2 cheap industrial stocks to buy now and never sell
The financial performance of industrial companies has a history of rising and falling with the economy in general, which makes them cyclical. As you might expect, the stock performance of these companies reacts to financial performance, which means that areas of economic weakness often lead to investment opportunities.
Two manufacturers that seem cheap today are Stanley Black & Decker (SWK -1.05%) and Rockwell Automation (ROK -2.32%). Here’s what you need to know about these two stocks.
1. Stanley Black & Decker: The problem with short cycle products
Stanley Black & Decker is best known for the tools it makes and sells. This business is strongly tied to consumers, with around 30% of the company’s sales coming from just two major hardware stores in 2021. Manufacturing consumer-grade tools isn’t the only thing it does by far, because it also makes high quality products. technical fasteners, but tools are a much bigger business. So when consumers are in a funk, Stanley Black & Decker sales can quickly run out of steam. So far this year, it has lowered its adjusted annual earnings forecast from $12 to $12.50 per share to a range of just $5 to $6 per share.
The fact is that consumers tend to change their buying habits faster than businesses, which is why Stanley Black & Decker is said to be more exposed to short cycles. When things start to improve, the company will likely benefit faster than many of its industry peers. So the roughly 50% drop in the stock so far in 2022 is likely a buying opportunity for long-term investors.
To be fair, the company has a lot of work to do, so the stock price could drop further before recovering. But it’s better to be about right than to miss the opportunity to wait for the perfect entry point. Still, you’ll want to monitor how management is handling supply chain issues, fighting inflation, and pushing through price increases. All are going to be vital as he looks to restore margins and improve profits. If history is any guide, management will pull through, and in the meantime, you can see a historically generous dividend yield of 3.5%.

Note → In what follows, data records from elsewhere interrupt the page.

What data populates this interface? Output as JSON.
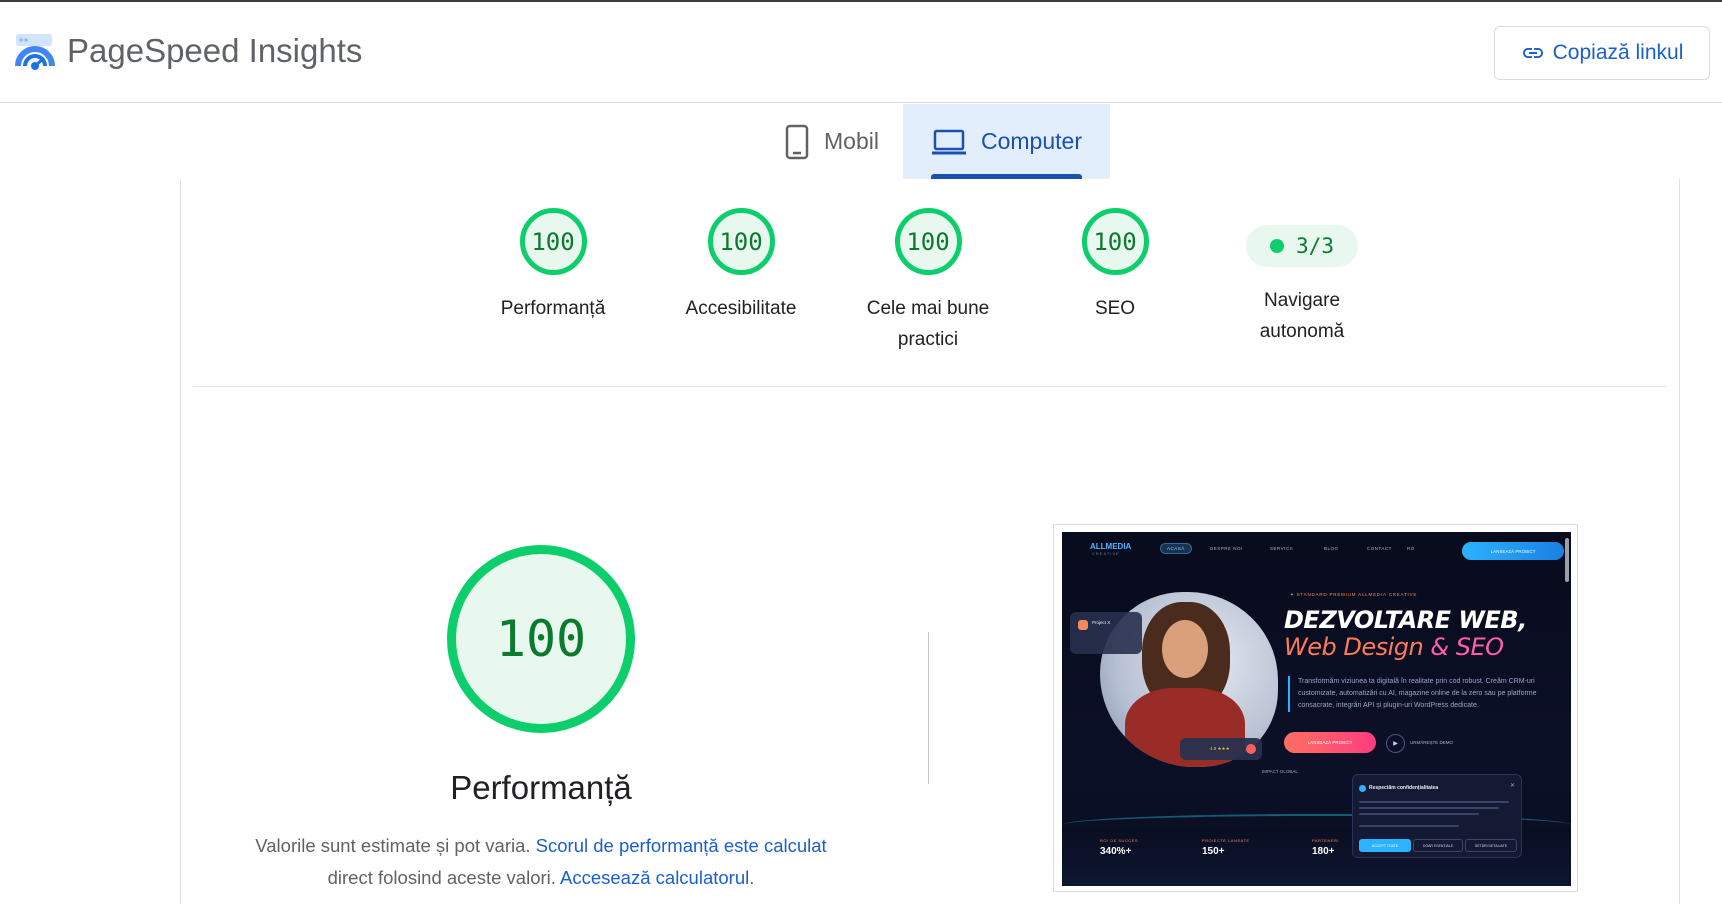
{
  "app": {
    "brand": "PageSpeed Insights"
  },
  "header": {
    "copy_link_label": "Copiază linkul"
  },
  "tabs": [
    {
      "label": "Mobil",
      "active": false
    },
    {
      "label": "Computer",
      "active": true
    }
  ],
  "scores": [
    {
      "value": "100",
      "label_line1": "Performanță",
      "label_line2": ""
    },
    {
      "value": "100",
      "label_line1": "Accesibilitate",
      "label_line2": ""
    },
    {
      "value": "100",
      "label_line1": "Cele mai bune",
      "label_line2": "practici"
    },
    {
      "value": "100",
      "label_line1": "SEO",
      "label_line2": ""
    }
  ],
  "agentic": {
    "value": "3/3",
    "label_line1": "Navigare",
    "label_line2": "autonomă"
  },
  "performance": {
    "score": "100",
    "title": "Performanță",
    "desc_prefix": "Valorile sunt estimate și pot varia. ",
    "desc_link1": "Scorul de performanță este calculat",
    "desc_mid": "direct folosind aceste valori. ",
    "desc_link2": "Accesează calculatorul",
    "desc_suffix": "."
  },
  "thumbnail": {
    "logo": "ALLMEDIA",
    "logo_sub": "CREATIVE",
    "nav": [
      "ACASĂ",
      "DESPRE NOI",
      "SERVICII",
      "BLOG",
      "CONTACT",
      "RO"
    ],
    "cta": "LANSEAZĂ PROIECT",
    "badge": "✦ STANDARD PREMIUM ALLMEDIA CREATIVE",
    "headline1": "DEZVOLTARE WEB,",
    "headline2a": "Web Design ",
    "headline2b": "& SEO",
    "paragraph": "Transformăm viziunea ta digitală în realitate prin cod robust. Creăm CRM-uri customizate, automatizări cu AI, magazine online de la zero sau pe platforme consacrate, integrări API și plugin-uri WordPress dedicate.",
    "btn_primary": "LANSEAZĂ PROIECT",
    "btn_secondary": "URMĂREȘTE DEMO",
    "card_title": "Project X",
    "rating": "4.9 ★★★",
    "impact": "IMPACT GLOBAL",
    "stats": [
      {
        "label": "ROI DE SUCCES",
        "value": "340%+"
      },
      {
        "label": "PROIECTE LANSATE",
        "value": "150+"
      },
      {
        "label": "PARTENERI",
        "value": "180+"
      }
    ],
    "cookie_title": "Respectăm confidențialitatea",
    "cookie_buttons": [
      "ACCEPT TOATE",
      "DOAR ESENȚIALE",
      "SETĂRI DETALIATE"
    ]
  },
  "colors": {
    "pass": "#0cce6b",
    "pass_bg": "#e9f8ef",
    "link": "#1a5fd0",
    "tab_active_bg": "#e3eefc"
  },
  "icons": {
    "logo": "pagespeed-logo-icon",
    "copy": "link-icon",
    "mobile": "phone-icon",
    "desktop": "laptop-icon"
  }
}
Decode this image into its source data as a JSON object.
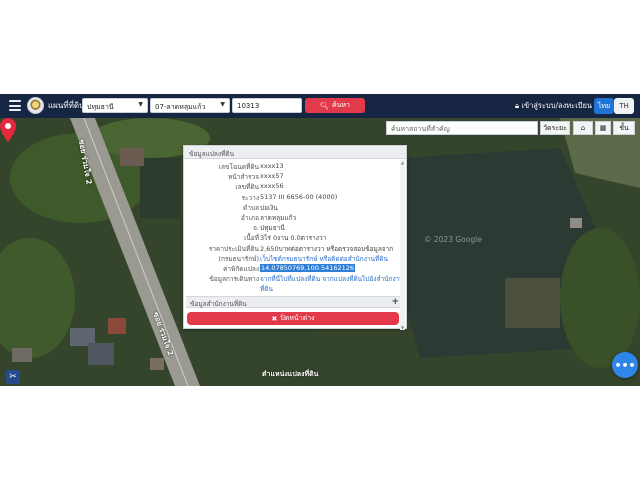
{
  "header": {
    "app_title": "แผนที่ที่ดิน",
    "province_value": "ปทุมธานี",
    "district_value": "07-ลาดหลุมแก้ว",
    "parcel_value": "10313",
    "search_label": "ค้นหา",
    "login_label": "เข้าสู่ระบบ/ลงทะเบียน",
    "lang_th": "ไทย",
    "lang_en": "TH"
  },
  "map": {
    "place_search_placeholder": "ค้นหาสถานที่สำคัญ",
    "measure_label": "วัดระยะ",
    "layers_label": "ชั้น",
    "road_label_1": "ซอย ร่วมใจ 2",
    "road_label_2": "ซอย ร่วมใจ 2",
    "copyright": "© 2023 Google",
    "marker_label": "ตำแหน่งแปลงที่ดิน",
    "more_label": "•••"
  },
  "popup": {
    "header": "ข้อมูลแปลงที่ดิน",
    "rows": [
      {
        "label": "เลขโฉนดที่ดิน",
        "value": "xxxx13"
      },
      {
        "label": "หน้าสำรวจ",
        "value": "xxxx57"
      },
      {
        "label": "เลขที่ดิน",
        "value": "xxxx56"
      },
      {
        "label": "ระวาง",
        "value": "5137 III 6656-00 (4000)"
      },
      {
        "label": "ตำบล",
        "value": "บ่อเงิน"
      },
      {
        "label": "อำเภอ",
        "value": "ลาดหลุมแก้ว"
      },
      {
        "label": "จ.",
        "value": "ปทุมธานี"
      },
      {
        "label": "เนื้อที่",
        "value": "3ไร่ 0งาน 0.0ตารางวา"
      },
      {
        "label": "ราคาประเมินที่ดิน",
        "value": "2,650บาทต่อตารางวา หรือตรวจสอบข้อมูลจาก"
      },
      {
        "label": "(กรมธนารักษ์)",
        "value": "เว็บไซต์กรมธนารักษ์ หรือติดต่อสำนักงานที่ดิน"
      },
      {
        "label": "ค่าพิกัดแปลง",
        "value": "14.07850769,100.54162126"
      },
      {
        "label": "ข้อมูลการเดินทาง",
        "value": "จากที่นี่ไปที่แปลงที่ดิน จากแปลงที่ดินไปยังสำนักงาน"
      },
      {
        "label": "",
        "value": "ที่ดิน"
      }
    ],
    "section2_label": "ข้อมูลสำนักงานที่ดิน",
    "close_label": "ปิดหน้าต่าง"
  }
}
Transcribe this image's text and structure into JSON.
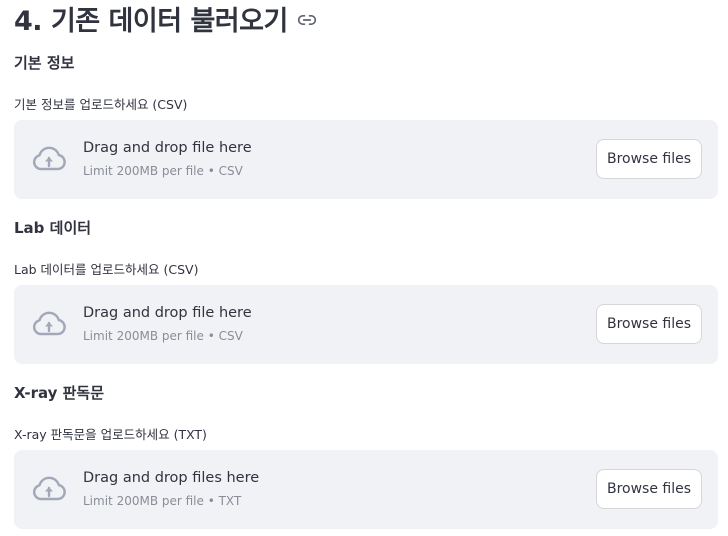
{
  "page": {
    "title": "4. 기존 데이터 불러오기"
  },
  "sections": [
    {
      "heading": "기본 정보",
      "upload_label": "기본 정보를 업로드하세요 (CSV)",
      "drop_text": "Drag and drop file here",
      "limit_text": "Limit 200MB per file • CSV",
      "button_label": "Browse files"
    },
    {
      "heading": "Lab 데이터",
      "upload_label": "Lab 데이터를 업로드하세요 (CSV)",
      "drop_text": "Drag and drop file here",
      "limit_text": "Limit 200MB per file • CSV",
      "button_label": "Browse files"
    },
    {
      "heading": "X-ray 판독문",
      "upload_label": "X-ray 판독문을 업로드하세요 (TXT)",
      "drop_text": "Drag and drop files here",
      "limit_text": "Limit 200MB per file • TXT",
      "button_label": "Browse files"
    }
  ],
  "icons": {
    "title_link": "link-icon",
    "upload": "cloud-upload-icon"
  },
  "colors": {
    "dropzone_bg": "#f0f2f6",
    "icon_color": "#a3a8b8",
    "text": "#31333f",
    "muted_text": "#8a8d97"
  }
}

2. Rockwell Automation: still in high demand
Rockwell Automation is a more typical industrial company, selling products and services directly to other companies. As the name suggests, it helps other businesses automate their business. It is usually, by its nature, a money-saving effort, which means that economic downturns are negative for the business in a sense, but also a business opportunity, as potential customers pass in cost-cutting mode. Rockwell Automation stock is down about 25% so far in 2022.
But there are two different things taking shape right now. For one thing, Rockwell Automation is seeing pretty strong demand. In fact, in the fiscal third quarter earnings release, management pointed out that its backlog of work to be performed was at historically high levels. This suggests that business is very strong. But, at the same time, management faces significant supply chain issues. This limits its ability to complete work and hinders sales and revenue.
And yet, even though the company has cut its fiscal 2022 sales forecast, it still expects to see a year-over-year increase of between 10.5% and 12.5%. It’s a little less than expected, but it’s hard to complain. Adjusted earnings per share, meanwhile, were $9.43 in fiscal 2021 and are now expected to fall between $9.30 and $9.70 in 2022. This is not a business which suddenly collapses so badly that investors should run for the hills.
If history is any guide, Rockwell Automation will competently handle today’s headwinds. And you can perceive its modest yield of 1.75% while you wait. Don’t get too caught up in that small dividend yield, though; the dividend has increased by an impressive 10% per year, on average, over the past decade.
The key with Rockwell Automation and Stanley Black & Decker is that investors currently have the opportunity to buy strong, historically well-run companies after massive sell-offs. If you buy and hold, perhaps for the rest of your life, chances are you’ll end up with a pair of winners here.